In my second week, three men visited me. By the seriousness of their expressions, bearing, and the deference Eleazer paid them, I assumed they must be very important. The oldest of the group did most of the talking. Later, I discovered he served the community as the high priest, not the high priest in Jerusalem whom I later learned they dismissed as a usurper, the corrupt end of the Hasmonian experience.
He stood in the doorway and studied me for a long time. His features mapped the whole history of the nation. He looked old enough to have crossed the Jordan with Joshua. I expected the quaver and rasp of the elderly, but this man’s voice, deep and resonant, could belong to a young man. His expression resembled that of someone examining a piece of suspect fish.
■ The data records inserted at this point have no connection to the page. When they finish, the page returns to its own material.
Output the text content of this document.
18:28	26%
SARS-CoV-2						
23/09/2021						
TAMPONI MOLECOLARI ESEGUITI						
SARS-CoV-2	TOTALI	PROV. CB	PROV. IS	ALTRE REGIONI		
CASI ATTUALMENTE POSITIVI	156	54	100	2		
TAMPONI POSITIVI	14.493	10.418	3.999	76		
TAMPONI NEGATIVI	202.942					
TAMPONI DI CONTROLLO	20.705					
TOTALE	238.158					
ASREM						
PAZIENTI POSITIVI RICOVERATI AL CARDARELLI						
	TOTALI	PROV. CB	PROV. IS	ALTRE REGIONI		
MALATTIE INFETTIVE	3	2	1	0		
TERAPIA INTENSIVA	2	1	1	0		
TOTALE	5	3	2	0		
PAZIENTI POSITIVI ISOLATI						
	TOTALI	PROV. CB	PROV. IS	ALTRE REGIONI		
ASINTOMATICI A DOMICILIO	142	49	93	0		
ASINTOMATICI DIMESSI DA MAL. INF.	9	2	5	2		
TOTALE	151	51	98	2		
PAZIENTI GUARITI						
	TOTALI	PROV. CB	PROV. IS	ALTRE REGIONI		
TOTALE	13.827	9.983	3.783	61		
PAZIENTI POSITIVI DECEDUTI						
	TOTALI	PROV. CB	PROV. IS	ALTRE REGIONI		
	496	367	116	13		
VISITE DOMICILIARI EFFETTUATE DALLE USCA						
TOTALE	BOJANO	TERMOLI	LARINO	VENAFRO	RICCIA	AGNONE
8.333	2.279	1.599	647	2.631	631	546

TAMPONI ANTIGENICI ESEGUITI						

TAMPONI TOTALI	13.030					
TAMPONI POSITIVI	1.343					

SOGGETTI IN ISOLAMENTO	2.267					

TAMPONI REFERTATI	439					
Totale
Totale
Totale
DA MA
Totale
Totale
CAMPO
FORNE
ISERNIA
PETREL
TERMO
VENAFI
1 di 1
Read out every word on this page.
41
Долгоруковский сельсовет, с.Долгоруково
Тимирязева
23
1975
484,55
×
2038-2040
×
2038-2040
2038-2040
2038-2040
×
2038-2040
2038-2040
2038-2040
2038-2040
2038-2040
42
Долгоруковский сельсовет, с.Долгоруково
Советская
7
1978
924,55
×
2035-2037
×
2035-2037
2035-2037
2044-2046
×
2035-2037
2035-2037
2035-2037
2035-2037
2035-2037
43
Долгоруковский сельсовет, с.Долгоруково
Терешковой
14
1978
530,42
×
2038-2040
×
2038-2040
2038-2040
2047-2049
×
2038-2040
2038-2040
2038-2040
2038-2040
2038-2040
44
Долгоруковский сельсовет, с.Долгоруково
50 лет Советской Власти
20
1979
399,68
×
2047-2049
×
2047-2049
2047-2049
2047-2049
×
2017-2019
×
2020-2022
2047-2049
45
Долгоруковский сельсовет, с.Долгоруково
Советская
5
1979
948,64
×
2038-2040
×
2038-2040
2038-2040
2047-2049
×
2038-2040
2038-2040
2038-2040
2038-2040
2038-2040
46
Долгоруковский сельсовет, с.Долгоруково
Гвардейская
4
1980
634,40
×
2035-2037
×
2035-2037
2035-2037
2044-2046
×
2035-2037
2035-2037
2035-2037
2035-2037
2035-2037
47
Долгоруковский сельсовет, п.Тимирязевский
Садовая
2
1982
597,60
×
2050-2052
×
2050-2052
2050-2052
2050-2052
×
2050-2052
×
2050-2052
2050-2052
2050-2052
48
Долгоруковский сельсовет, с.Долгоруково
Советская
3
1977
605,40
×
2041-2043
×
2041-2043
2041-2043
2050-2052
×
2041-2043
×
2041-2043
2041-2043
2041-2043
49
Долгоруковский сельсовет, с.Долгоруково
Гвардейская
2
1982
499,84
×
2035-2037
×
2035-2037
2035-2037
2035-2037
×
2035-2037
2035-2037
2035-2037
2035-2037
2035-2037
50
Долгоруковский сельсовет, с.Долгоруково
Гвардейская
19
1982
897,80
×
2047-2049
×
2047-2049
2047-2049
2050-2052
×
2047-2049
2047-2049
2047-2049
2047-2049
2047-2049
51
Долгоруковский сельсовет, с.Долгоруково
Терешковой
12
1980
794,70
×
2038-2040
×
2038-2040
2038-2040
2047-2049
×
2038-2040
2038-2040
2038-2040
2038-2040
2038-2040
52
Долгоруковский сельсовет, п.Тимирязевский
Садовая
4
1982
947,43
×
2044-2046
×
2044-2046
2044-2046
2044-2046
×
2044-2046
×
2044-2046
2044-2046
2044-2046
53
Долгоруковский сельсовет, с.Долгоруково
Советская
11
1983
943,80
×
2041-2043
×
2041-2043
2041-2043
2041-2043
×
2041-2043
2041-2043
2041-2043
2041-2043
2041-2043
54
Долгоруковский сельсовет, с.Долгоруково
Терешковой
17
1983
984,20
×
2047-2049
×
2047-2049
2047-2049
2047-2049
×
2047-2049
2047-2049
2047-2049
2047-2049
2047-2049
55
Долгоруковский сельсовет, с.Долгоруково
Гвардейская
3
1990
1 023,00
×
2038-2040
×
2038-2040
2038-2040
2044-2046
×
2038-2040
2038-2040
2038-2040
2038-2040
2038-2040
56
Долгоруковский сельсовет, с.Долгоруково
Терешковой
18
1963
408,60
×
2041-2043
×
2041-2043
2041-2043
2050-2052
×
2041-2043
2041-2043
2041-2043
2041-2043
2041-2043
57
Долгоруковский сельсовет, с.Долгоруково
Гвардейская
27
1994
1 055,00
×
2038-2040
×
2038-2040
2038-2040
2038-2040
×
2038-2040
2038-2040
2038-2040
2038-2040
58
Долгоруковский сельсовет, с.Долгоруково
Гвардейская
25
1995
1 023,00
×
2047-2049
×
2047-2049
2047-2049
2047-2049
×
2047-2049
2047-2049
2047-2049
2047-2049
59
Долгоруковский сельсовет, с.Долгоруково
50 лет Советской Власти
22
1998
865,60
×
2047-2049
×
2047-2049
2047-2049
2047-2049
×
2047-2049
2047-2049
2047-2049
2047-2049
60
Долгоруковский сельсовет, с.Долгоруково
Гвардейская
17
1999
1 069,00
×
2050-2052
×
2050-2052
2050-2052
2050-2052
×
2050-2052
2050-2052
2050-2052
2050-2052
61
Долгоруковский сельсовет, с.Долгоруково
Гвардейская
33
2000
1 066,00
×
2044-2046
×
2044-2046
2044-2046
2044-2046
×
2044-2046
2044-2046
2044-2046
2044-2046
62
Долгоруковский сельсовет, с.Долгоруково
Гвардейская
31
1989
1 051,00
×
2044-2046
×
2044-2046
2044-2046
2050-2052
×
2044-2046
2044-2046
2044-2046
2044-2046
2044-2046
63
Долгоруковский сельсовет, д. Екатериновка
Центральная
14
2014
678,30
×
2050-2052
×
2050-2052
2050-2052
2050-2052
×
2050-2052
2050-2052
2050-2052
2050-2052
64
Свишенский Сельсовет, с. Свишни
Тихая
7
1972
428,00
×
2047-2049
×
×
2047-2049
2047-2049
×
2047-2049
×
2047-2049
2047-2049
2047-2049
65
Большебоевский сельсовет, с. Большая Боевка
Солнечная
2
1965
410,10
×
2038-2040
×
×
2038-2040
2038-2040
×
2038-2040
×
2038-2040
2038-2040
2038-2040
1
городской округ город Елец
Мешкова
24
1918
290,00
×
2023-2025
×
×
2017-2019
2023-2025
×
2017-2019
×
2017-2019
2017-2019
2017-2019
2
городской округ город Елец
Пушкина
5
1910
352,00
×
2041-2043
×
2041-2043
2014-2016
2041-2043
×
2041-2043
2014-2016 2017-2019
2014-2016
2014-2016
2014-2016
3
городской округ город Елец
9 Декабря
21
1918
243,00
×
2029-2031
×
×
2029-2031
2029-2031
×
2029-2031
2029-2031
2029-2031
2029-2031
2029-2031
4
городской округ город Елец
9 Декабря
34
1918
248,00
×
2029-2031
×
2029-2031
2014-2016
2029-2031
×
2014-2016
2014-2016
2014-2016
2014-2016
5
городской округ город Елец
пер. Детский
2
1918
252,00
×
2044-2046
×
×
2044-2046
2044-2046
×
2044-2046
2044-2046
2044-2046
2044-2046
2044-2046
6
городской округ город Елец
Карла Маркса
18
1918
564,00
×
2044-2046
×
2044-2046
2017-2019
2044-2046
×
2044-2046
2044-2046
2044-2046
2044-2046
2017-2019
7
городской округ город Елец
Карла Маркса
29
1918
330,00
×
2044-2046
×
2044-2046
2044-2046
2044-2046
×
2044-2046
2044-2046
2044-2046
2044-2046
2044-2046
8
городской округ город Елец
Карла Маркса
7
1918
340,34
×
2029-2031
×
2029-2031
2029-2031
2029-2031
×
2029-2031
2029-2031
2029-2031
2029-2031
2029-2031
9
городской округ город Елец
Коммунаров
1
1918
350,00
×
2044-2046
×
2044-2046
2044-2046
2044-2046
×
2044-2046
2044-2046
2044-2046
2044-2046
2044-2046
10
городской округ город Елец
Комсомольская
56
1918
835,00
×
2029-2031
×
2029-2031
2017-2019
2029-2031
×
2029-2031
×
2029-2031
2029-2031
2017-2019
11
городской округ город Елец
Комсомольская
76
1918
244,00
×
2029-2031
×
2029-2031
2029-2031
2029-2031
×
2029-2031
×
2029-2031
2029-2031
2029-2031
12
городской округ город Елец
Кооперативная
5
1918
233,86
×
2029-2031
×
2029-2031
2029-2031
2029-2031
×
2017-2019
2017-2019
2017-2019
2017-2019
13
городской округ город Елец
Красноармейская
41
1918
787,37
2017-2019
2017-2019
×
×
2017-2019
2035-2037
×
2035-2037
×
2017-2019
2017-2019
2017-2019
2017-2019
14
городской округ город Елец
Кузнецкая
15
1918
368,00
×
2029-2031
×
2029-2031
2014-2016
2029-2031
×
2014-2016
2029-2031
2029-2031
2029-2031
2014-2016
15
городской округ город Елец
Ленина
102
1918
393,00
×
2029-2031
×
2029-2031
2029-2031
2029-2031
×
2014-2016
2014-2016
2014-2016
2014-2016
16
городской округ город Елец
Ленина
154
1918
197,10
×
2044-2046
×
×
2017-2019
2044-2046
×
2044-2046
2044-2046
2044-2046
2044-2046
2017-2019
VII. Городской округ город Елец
“Nahum vouched for you. He says you are a generous man and worthy of delivery from the hands of Rome. He also said you came to Galilee seeking information on the whereabouts of certain men and you had plans to avenge yourself in some way. Is this true?”
I nodded.
“Since he found you near a Roman corpse, he supposed it possible you began that crusade. But, on second thought, he felt it unlikely you could have been beaten so badly and also have committed murder. In that, however, he could not be sure.”
He paused and looked to his right and left, seeking confirmation from the two men with him. Reassured, he continued, “Because Nahum, whom we deem worthy and indisputably upright, spoke on your behalf, we brought you here, bound your wounds, and gave you sanctuary. We are no more concerned with the death of one Roman soldier than the affairs of any other pagan. However, before we can do more for you, we must have answers to some questions. Are you willing to answer truthfully the questions put to you?”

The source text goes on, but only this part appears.